Criado em Miami pelo cardiologista indiano Sameer Mehta, o projeto já
está atualmente em 30 países. Mehta esteve no Brasil nesta semana para
se reunir com representantes dos 20 hospitais de referência e para
participar do Seminário Scientific American de Inovação em Medicina,
onde falou sobre a importância da telemedicina para a ampliação do
acesso aos cuidados médicos.
O projeto, que começou como um simpósio para profissionais sobre como
tratar casos de infarto com mais eficiência, aumentou seu alcance quando
passou a recorrer aos recursos da telemedicina tanto para treinamento
de profissionais quanto para atendimento de pacientes.
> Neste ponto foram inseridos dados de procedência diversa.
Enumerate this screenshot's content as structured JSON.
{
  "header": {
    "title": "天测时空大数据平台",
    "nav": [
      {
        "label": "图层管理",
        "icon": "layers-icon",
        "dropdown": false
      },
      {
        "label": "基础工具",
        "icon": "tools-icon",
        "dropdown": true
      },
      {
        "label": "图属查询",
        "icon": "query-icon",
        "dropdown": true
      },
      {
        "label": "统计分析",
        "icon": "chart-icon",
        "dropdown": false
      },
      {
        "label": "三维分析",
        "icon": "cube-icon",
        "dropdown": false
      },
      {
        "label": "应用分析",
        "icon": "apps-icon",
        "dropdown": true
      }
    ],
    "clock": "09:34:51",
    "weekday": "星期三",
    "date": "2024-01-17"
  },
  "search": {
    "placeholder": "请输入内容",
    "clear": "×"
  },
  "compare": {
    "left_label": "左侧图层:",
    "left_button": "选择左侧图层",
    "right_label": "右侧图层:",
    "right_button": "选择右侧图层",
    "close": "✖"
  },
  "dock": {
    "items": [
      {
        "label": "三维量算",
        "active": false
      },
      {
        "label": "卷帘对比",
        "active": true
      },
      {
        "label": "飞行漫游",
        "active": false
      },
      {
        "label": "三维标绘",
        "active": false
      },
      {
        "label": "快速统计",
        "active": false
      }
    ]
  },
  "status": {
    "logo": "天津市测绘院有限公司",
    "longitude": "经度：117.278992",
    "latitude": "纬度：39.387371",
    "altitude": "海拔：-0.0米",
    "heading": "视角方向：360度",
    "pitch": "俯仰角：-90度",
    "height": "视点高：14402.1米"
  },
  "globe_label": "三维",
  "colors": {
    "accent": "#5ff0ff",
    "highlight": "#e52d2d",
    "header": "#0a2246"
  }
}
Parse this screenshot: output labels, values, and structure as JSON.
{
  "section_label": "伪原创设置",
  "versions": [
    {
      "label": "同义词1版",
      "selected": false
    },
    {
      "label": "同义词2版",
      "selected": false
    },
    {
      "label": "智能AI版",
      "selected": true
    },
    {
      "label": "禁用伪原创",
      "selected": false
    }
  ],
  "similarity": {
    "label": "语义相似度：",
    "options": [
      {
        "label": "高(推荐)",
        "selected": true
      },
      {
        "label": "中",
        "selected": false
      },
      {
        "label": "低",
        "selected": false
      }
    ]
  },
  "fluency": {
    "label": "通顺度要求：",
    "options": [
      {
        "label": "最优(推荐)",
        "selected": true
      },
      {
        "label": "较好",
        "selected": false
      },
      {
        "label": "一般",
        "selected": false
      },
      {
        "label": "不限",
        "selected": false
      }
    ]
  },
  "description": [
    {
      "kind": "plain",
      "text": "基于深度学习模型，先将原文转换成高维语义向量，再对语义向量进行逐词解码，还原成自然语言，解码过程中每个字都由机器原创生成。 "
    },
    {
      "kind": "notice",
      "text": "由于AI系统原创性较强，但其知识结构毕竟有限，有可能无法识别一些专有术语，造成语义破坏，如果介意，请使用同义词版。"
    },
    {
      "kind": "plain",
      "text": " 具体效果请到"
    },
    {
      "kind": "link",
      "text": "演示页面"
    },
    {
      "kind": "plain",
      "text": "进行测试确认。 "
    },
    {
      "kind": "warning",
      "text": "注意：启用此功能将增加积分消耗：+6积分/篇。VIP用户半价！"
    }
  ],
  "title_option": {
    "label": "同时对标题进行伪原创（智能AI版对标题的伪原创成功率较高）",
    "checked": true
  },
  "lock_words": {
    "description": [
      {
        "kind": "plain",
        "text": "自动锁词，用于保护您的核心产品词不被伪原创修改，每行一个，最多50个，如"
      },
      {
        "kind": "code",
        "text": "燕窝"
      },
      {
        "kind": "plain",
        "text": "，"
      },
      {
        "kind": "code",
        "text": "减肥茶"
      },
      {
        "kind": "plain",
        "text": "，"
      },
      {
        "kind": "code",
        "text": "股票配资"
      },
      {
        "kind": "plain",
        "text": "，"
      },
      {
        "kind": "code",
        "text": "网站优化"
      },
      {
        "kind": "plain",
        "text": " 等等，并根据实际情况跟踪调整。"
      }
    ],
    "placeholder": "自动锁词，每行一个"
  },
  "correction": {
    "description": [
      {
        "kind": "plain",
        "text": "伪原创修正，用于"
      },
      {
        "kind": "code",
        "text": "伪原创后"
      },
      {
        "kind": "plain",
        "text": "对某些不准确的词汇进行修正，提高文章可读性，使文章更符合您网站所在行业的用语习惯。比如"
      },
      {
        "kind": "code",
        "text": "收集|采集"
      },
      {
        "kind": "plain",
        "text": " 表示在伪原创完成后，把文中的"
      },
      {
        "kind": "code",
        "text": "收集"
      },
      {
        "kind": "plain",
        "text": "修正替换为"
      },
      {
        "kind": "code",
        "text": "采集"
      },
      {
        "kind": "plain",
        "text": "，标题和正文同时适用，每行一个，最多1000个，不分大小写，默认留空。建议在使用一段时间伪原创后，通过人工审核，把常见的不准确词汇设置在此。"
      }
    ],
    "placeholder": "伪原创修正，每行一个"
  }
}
O cardiologista Roberto Botelho, diretor do Instituto do Coração do
Triângulo, em Uberlândia, e também um dos diretores do projeto Lumen
Global, explica que a telemedicina é a prática da medicina à distância.
No caso do atendimento de emergência em cardiologia, a telemedicina se
dá principalmente pela transmissão online de exames de eletrocardiograma
de pacientes com suspeita de infarto para centros de excelência.
O diagnóstico do infarto é feito no hospital de referência, de onde o
especialista orienta o profissional do centro remoto sobre qual deve ser
a conduta em relação àquele caso. O que o Lumen Global faz é organizar
essa rede de comunicação nos países em que atua.